- Self-portrait, 1945
- Born: Marjorie Elizabeth Thurston Smith January 1, 1907 Montreal, Canada
- Died: November 25, 2005 (aged 98) Montreal, Canada
- Known for: Painter
- Spouse: Jean Palardy

= Jori Smith =

Canadian artist (1907 – 2005)

Marjorie "Jori" Smith (January 1, 1907 – November 25, 2005) was a key figure in the 1930s in initiating Canada's modernist art movement. She was a founding member of the Contemporary Arts Society in 1939.

==Biography==
Smith was born in Montreal, Canada on January 1, 1907. Her early training was at the Art Association of Montreal where she studied under Randolph Hewton. Subsequently, her studies took her to the École des beaux-arts de Montréal and in 1938 she became the only woman member in the Eastern Group of Painters. She was known for her landscapes and portraits of children painted in Charlevoix county in the 1930s and 1940s. She married Jean Palardy in 1930, and spent much of the following decade in the Baie Saint-Paul area with Palardy, himself a painter film-maker and antique expert. Friendships with writer Gabrielle Roy and ethnographer Marius Barbeau were honed in this period. She was a founding member of the Contemporary Arts Society, and her works were included in the exhibitions of the Art Association of Montreal. In 1998 she published Charlevoix County, 1930, based largely on an early manuscript of her memories of the people that she painted in the 1930s in rural Quebec. In 2002, Jori Smith was appointed a member of the Order of Canada. She was made a member of the Royal Canadian Academy of Arts.

Her memoirs, Charlevoix County, 1930, were published in 1998. The book was shortlisted for the QSPELL Mavis Gallant Prize and First Book Prize.

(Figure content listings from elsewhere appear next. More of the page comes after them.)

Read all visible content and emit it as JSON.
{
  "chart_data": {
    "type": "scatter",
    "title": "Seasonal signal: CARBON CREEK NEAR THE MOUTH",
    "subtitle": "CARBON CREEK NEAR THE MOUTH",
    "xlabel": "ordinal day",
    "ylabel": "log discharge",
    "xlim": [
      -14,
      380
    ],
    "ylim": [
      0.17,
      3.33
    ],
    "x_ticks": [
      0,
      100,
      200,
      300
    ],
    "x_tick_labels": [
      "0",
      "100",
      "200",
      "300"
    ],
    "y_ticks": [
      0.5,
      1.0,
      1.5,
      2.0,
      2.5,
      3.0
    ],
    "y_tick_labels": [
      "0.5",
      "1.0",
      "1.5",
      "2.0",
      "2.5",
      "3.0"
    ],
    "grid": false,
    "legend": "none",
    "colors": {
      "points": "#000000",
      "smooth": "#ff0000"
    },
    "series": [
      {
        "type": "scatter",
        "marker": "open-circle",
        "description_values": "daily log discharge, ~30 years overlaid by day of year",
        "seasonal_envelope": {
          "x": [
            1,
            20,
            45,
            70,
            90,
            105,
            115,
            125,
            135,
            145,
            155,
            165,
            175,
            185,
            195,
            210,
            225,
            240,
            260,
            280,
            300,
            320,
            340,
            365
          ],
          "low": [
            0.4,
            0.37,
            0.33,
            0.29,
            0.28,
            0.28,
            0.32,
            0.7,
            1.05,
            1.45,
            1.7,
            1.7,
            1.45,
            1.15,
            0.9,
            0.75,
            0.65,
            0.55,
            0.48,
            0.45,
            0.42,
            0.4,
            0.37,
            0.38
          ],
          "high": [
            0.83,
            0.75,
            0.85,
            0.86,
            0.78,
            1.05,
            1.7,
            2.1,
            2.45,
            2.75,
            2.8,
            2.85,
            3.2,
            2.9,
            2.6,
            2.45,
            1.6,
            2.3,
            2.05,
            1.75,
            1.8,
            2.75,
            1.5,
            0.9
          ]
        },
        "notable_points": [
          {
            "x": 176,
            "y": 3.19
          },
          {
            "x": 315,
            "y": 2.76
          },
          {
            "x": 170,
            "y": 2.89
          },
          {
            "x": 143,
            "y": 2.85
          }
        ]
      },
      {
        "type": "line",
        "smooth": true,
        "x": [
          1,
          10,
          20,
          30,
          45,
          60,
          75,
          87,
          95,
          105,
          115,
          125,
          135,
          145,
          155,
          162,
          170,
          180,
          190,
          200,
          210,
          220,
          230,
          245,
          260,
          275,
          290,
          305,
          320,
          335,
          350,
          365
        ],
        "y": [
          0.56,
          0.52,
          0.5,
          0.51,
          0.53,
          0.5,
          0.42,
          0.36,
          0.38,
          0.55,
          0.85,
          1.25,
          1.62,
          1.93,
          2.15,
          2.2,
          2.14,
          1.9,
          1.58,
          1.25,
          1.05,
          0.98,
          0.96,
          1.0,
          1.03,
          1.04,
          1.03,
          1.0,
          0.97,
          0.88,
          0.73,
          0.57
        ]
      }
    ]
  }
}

Smith died in Montreal on November 25, 2005.

==Works==
- Charlevoix County, 1930 ISBN 0-921254-83-0 (Penumbra Press; 1998);

==Legacy==
Her works are held in museums including the National Gallery of Canada, notably "The Communicant", dating from her many years at Petite Rivière St Francois. The Montreal Museum of Fine Arts, the Musée d'art contemporain de Montréal, and the Library and Archives Canada also maintain collections of her work.